噂を聞きつけた者が、我こそ真の勇者だと試しに「扉」をくぐろうとした。だが、全てライオンに噛み殺されてしまった。その度にライオンは
「ぬははは。宝剣を狙っての盗人など、真の勇者たり得るはずがないからな!」
と豪快に笑う。
盗人も変わらず忍び込んでいたが、全てライオンに殺されてしまった。その度にライオンは
「ぬははは。真の勇者ならば、盗もうとするはずがないからな!」
と、やはり豪快に笑うのだった。警備の必要がなくなり、王はたいそう安心しましたとさ。
ところが数年後、異変が起こる。
太古に滅んだはずの魔王が復活し、軍勢を引き連れて攻め込んできたのだ。しかし国の戦士は、ライオンの試しを受けて、屈強な者からいなくなっていた。
ならばと宝剣でもって対抗しようとしたが、誰も扉をくぐれない。
「やめときゃ良かった」
王は絶望するも、時既に遅し。王国は亡びる寸前でしたとさ。
とうとう城壁まで迫る魔王の手勢。そこへ颯爽と現れた若者。若者は無双の武勇で、王国の危機を救う。更には彼が軍の指揮を執り、戦況は逆転。魔王を倒してしまったのだった。宝剣は関係なしに。

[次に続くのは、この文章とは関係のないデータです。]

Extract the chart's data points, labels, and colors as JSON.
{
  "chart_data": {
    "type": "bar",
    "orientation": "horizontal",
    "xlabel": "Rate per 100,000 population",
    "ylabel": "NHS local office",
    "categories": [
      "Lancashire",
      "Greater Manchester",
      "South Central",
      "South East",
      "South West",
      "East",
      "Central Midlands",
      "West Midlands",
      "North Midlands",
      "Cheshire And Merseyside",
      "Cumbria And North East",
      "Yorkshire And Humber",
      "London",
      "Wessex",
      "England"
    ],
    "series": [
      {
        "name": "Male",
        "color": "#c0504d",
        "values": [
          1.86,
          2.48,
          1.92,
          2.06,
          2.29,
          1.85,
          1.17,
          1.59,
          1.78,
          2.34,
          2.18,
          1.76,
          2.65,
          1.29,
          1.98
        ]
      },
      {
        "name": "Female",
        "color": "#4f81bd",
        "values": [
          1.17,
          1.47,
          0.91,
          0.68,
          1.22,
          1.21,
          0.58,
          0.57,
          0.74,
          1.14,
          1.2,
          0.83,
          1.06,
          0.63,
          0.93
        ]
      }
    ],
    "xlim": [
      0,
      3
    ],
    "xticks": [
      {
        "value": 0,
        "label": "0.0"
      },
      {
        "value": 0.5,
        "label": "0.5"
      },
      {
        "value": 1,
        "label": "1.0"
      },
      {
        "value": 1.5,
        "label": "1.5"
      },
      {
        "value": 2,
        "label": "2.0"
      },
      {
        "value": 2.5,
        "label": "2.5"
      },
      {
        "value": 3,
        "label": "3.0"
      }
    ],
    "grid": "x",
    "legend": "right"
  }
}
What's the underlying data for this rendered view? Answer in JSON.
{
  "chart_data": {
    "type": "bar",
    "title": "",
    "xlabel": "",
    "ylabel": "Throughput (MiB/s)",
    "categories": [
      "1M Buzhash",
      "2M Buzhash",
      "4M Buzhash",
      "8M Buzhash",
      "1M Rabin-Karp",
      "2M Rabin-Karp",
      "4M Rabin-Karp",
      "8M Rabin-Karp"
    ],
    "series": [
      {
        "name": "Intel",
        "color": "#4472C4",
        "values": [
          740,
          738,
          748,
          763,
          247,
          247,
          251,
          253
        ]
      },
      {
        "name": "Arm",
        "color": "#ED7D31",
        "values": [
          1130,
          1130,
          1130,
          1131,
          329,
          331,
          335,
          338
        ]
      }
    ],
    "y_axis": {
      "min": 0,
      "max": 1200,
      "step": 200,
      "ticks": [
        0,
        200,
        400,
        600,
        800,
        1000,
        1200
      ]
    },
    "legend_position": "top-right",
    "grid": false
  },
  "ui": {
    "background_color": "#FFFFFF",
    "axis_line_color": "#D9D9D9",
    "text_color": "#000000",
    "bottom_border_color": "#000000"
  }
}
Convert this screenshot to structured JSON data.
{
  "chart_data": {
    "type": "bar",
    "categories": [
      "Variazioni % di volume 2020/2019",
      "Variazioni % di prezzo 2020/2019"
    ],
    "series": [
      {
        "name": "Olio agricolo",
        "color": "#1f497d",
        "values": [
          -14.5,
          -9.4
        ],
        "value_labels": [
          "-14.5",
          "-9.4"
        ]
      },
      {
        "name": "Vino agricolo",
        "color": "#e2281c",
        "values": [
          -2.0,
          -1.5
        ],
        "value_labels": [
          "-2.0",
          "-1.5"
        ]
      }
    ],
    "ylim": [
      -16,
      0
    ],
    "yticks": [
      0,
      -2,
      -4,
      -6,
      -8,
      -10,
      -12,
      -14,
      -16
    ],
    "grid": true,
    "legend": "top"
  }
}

人々は若者を真の勇者と称える。許せないのはライオンだ。今や勇者となった若者を、ライオンは呼びつけた。
「なにゆえ魔王を勝手に倒したのだ。世界一の宝剣がここにあるというのに」
勇者は腰に佩いた愛剣をライオンに示す。
「宝剣により武勲が成るのではない。剣は武勲を助けるもの。これは世界でも二番目の宝剣と呼ばれていた。だが使われてこその剣だからな。今ではこの剣こそが世界一だろうよ」
ライオンは怒り猛る。
「我の試しをなくして、何が真の勇者か。さあ扉をくぐるが良い。噛み殺してやるわ!」
勇者は高らかに笑った。
「勇者とは闇の中で民に求められ、後の物語に歌われることで名を残すもの。誰かに選ばれるものではない。ましてや、わざわざ死ぬと分かって試しを受けるバカなど、真の勇者がやるべきものではないわ。だからライオンよ、貴様にとって俺は臆病者で構わないぞ。魔王にでも立ち向かっている方が気楽だからな」
「ぐぬぬ」
ライオンは悔しがったが、何も反論できない。
「あやつが真の勇者などと、我は絶対に信じぬぞ。きっといつか、必ずや、必ずや真の勇者が我の下にやって来てくれるはず……」
かくして宝剣は誰からも存在すら忘れてしまい、ずっと埃を被ったままになったのでしたとさ。